Les délices de la Belle du printemps

Par Michel Aubé, passionné de Biodiversité

Fin avril, alors que la Nature semble bailler sous les premiers jours doux, une Belle aux bois dormant s’éveille sous les rayons enjôleurs du soleil et perce l’humus recouvert de feuilles racornies. Les anglophones l’appellent Spring Beauty, la Belle du printemps. C’est la Claytonie de Caroline, une petite plante dont les jolies fleurs blanches, veinées de magenta, charment irrésistiblement les promeneurs.

Le plant atteint une vingtaine de centimètres en hauteur, au bout duquel éclosent de trois à cinq fleurs en grappe, comportant chacune cinq pétales, blancs ou rose pâle. Selon les botanistes, les lignes rose foncé qui les traversent de l’extrémité vers le cœur jaunâtre tracent pour les pollinisateurs un «trajet de bienvenue» vers le nectar. Les filaments des cinq étamines accentuent cet effet, en réfléchissant les rayons UV perçus par ces insectes, surtout des hyménoptères (abeilles, guêpes, bourdons), mais aussi quelques syrphes. Deux feuilles ovales, légèrement charnues, sont disposées en opposition sur chaque tige. Les bouquets de claytonies constituent de véritables jardins de délices. Elles sont particulièrement généreuses en nectar, au bénéfice des pollinisateurs dont elles séduisent plus d’une vingtaine d’espèces. Les petits rongeurs tels le Tamia rayé et la Souris à pattes blanches raffolent par ailleurs de son bulbe, au léger goût de noisette. Les autochtones l’appréciaient également, cru ou bouilli, telle une pomme de terre grelot, et les jeunes feuilles étaient consommées en salade.

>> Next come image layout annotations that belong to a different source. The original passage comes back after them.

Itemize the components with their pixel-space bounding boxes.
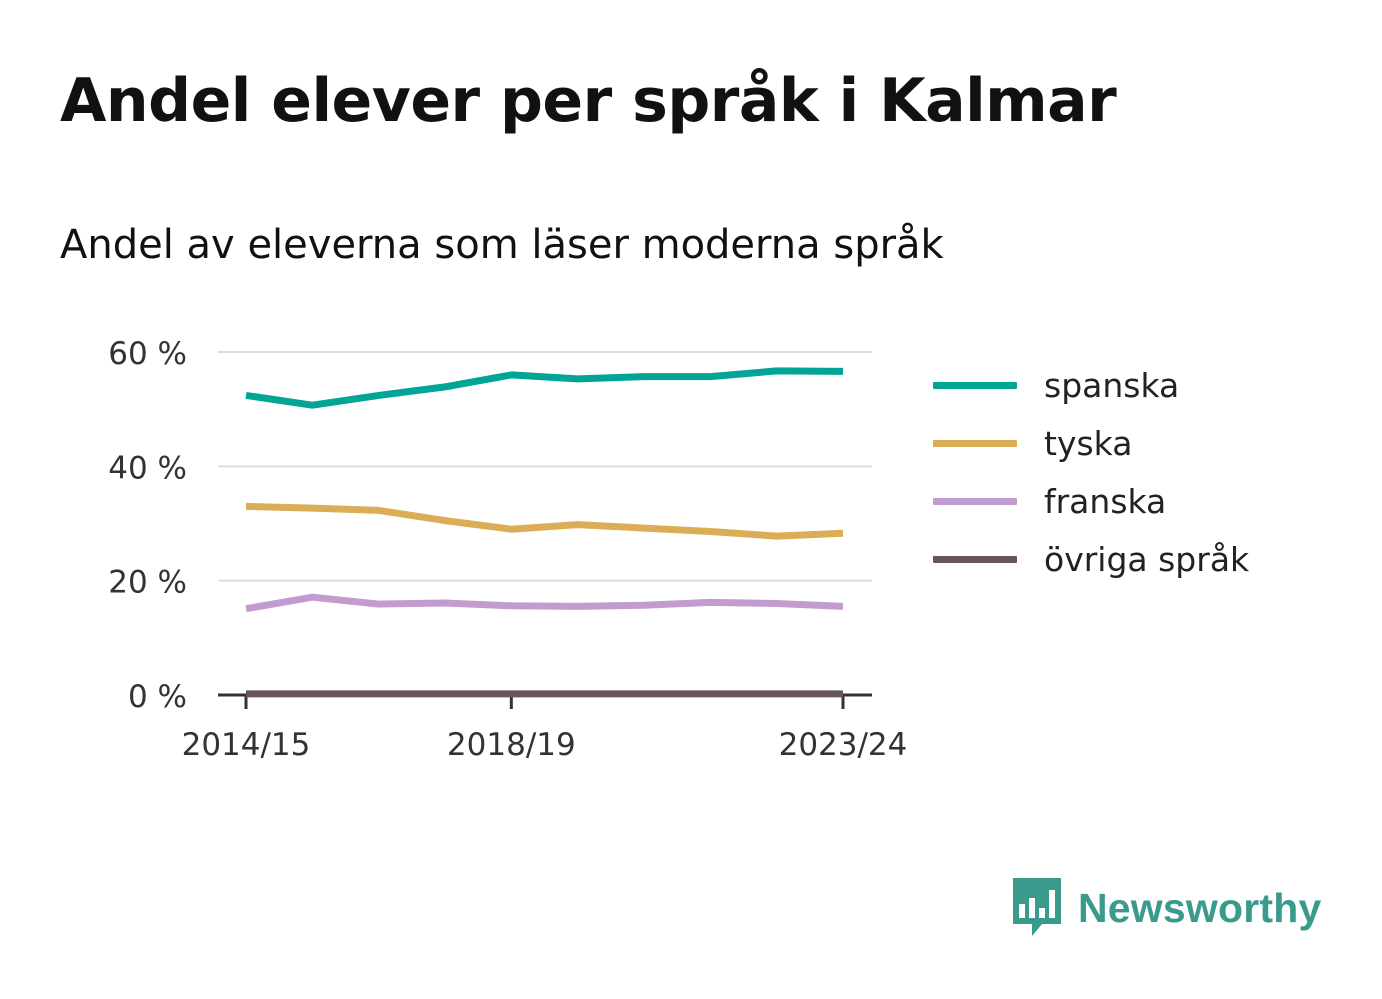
axes: 0 % 20 % 40 % 60 % 2014/15 2018/19 2023/24: [108, 336, 907, 763]
grid-lines: [218, 352, 872, 581]
x-tick-label: 2023/24: [779, 727, 908, 763]
series-line-1: [246, 371, 843, 405]
y-tick-label: 40 %: [108, 450, 187, 486]
brand-logo: Newsworthy: [1010, 878, 1322, 938]
legend-item: tyska: [933, 414, 1249, 472]
bar-chart-speech-bubble-icon: [1010, 878, 1064, 938]
legend-swatch: [933, 440, 1017, 447]
legend-swatch: [933, 556, 1017, 563]
legend-item: övriga språk: [933, 530, 1249, 588]
legend-label: tyska: [1044, 424, 1132, 463]
series-line-3: [246, 597, 843, 609]
x-tick-label: 2014/15: [182, 727, 311, 763]
x-tick-label: 2018/19: [447, 727, 576, 763]
legend-label: övriga språk: [1044, 540, 1249, 579]
legend-label: spanska: [1044, 366, 1179, 405]
legend-swatch: [933, 382, 1017, 389]
legend-label: franska: [1044, 482, 1166, 521]
y-tick-label: 0 %: [128, 679, 187, 715]
y-tick-label: 20 %: [108, 565, 187, 601]
legend-item: spanska: [933, 356, 1249, 414]
legend-item: franska: [933, 472, 1249, 530]
series-line-2: [246, 506, 843, 536]
y-tick-label: 60 %: [108, 336, 187, 372]
brand-name: Newsworthy: [1078, 885, 1322, 932]
series-lines: [246, 371, 843, 694]
legend: spanska tyska franska övriga språk: [933, 356, 1249, 588]
legend-swatch: [933, 498, 1017, 505]
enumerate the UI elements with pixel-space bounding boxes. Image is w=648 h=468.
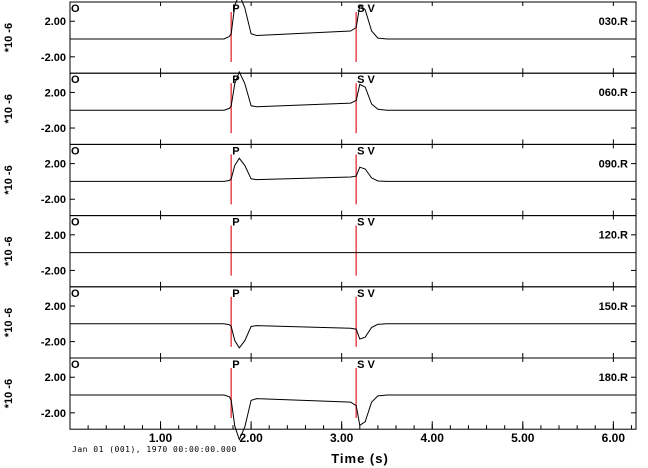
y-exponent-label: *10 -6 [3, 237, 15, 266]
trace-label: 060.R [599, 87, 628, 99]
pick-label-SV: SV [357, 359, 378, 371]
trace-180.R [70, 394, 636, 441]
pick-label-O: O [71, 288, 83, 300]
x-tick-label: 1.00 [149, 431, 173, 445]
panel-frame-060.R [69, 72, 637, 145]
trace-090.R [70, 157, 636, 182]
x-tick-label: 3.00 [330, 431, 354, 445]
y-tick-label: -2.00 [41, 337, 66, 349]
pick-label-SV: SV [357, 288, 378, 300]
y-exponent-label: *10 -6 [3, 94, 15, 123]
x-tick-label: 6.00 [602, 431, 626, 445]
trace-label: 120.R [599, 230, 628, 242]
y-tick-label: 2.00 [45, 372, 66, 384]
panel-frame-150.R [69, 286, 637, 359]
trace-label: 030.R [599, 16, 628, 28]
trace-label: 090.R [599, 158, 628, 170]
pick-label-SV: SV [357, 3, 378, 15]
x-tick-label: 4.00 [421, 431, 445, 445]
y-tick-label: 2.00 [45, 159, 66, 171]
pick-label-SV: SV [357, 74, 378, 86]
date-label: Jan 01 (001), 1970 00:00:00.000 [72, 445, 237, 454]
panel-frame-120.R [69, 215, 637, 288]
panel-frame-090.R [69, 143, 637, 217]
pick-label-P: P [232, 359, 242, 371]
pick-label-O: O [71, 74, 83, 86]
y-tick-label: 2.00 [45, 87, 66, 99]
x-axis-label: Time (s) [331, 451, 389, 466]
trace-060.R [70, 70, 636, 111]
y-tick-label: 2.00 [45, 301, 66, 313]
y-tick-label: -2.00 [41, 52, 66, 64]
y-exponent-label: *10 -6 [3, 23, 15, 52]
y-tick-label: 2.00 [45, 16, 66, 28]
y-tick-label: 2.00 [45, 230, 66, 242]
pick-label-O: O [71, 3, 83, 15]
trace-030.R [70, 0, 636, 40]
trace-label: 150.R [599, 301, 628, 313]
x-tick-label: 2.00 [239, 431, 263, 445]
y-exponent-label: *10 -6 [3, 308, 15, 337]
y-tick-label: -2.00 [41, 265, 66, 277]
pick-label-SV: SV [357, 217, 378, 229]
pick-label-P: P [232, 145, 242, 157]
pick-label-P: P [232, 3, 242, 15]
y-tick-label: -2.00 [41, 408, 66, 420]
pick-label-O: O [71, 359, 83, 371]
pick-label-O: O [71, 145, 83, 157]
y-exponent-label: *10 -6 [3, 379, 15, 408]
y-tick-label: -2.00 [41, 123, 66, 135]
y-exponent-label: *10 -6 [3, 165, 15, 194]
y-tick-label: -2.00 [41, 194, 66, 206]
pick-label-SV: SV [357, 145, 378, 157]
panel-frame-180.R [69, 357, 637, 430]
pick-label-P: P [232, 288, 242, 300]
trace-150.R [70, 323, 636, 349]
trace-label: 180.R [599, 372, 628, 384]
pick-label-P: P [232, 217, 242, 229]
x-tick-label: 5.00 [511, 431, 535, 445]
pick-label-O: O [71, 217, 83, 229]
panel-frame-030.R [69, 1, 637, 74]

Cette plante éphémère profite de l’ensoleillement des sous-bois avant que ne se développe la canopée. La fleur se referme le soir et les jours ennuagés. Lorsque la fleur fécondée fait son fruit, elle se penche progressivement vers le sol.  Une fois la capsule bien mure, le plant se redresse brusquement, et le fruit éclate, projetant les graines jusqu’à soixante centimètres de distance. 

– PHOTO MICHEL AUBÉ

Ce mécanisme de propagation est lui-même amplifié par le concours de petites alliées. Les graines portent une excroissance charnue, riche en lipides et en protéines, appelée «élaïosome», qui fait le délice des fourmis. Celles-ci transportent les graines dans leur fourmilière, où elles détachent ces protubérances pour en gaver leurs larves. On ne connaît pas d’autre utilité aux élaïosomes que de favoriser la dispersion des graines avec le concours des insectes.

Avec le développement de la canopée, fleurs et feuilles jaunissent puis se décomposent sur le sol. Après six semaines seulement, il n’y a plus de trace visible de la Belle du printemps… sauf pour les petits rongeurs qui savent en repérer le bulbe à l’odeur.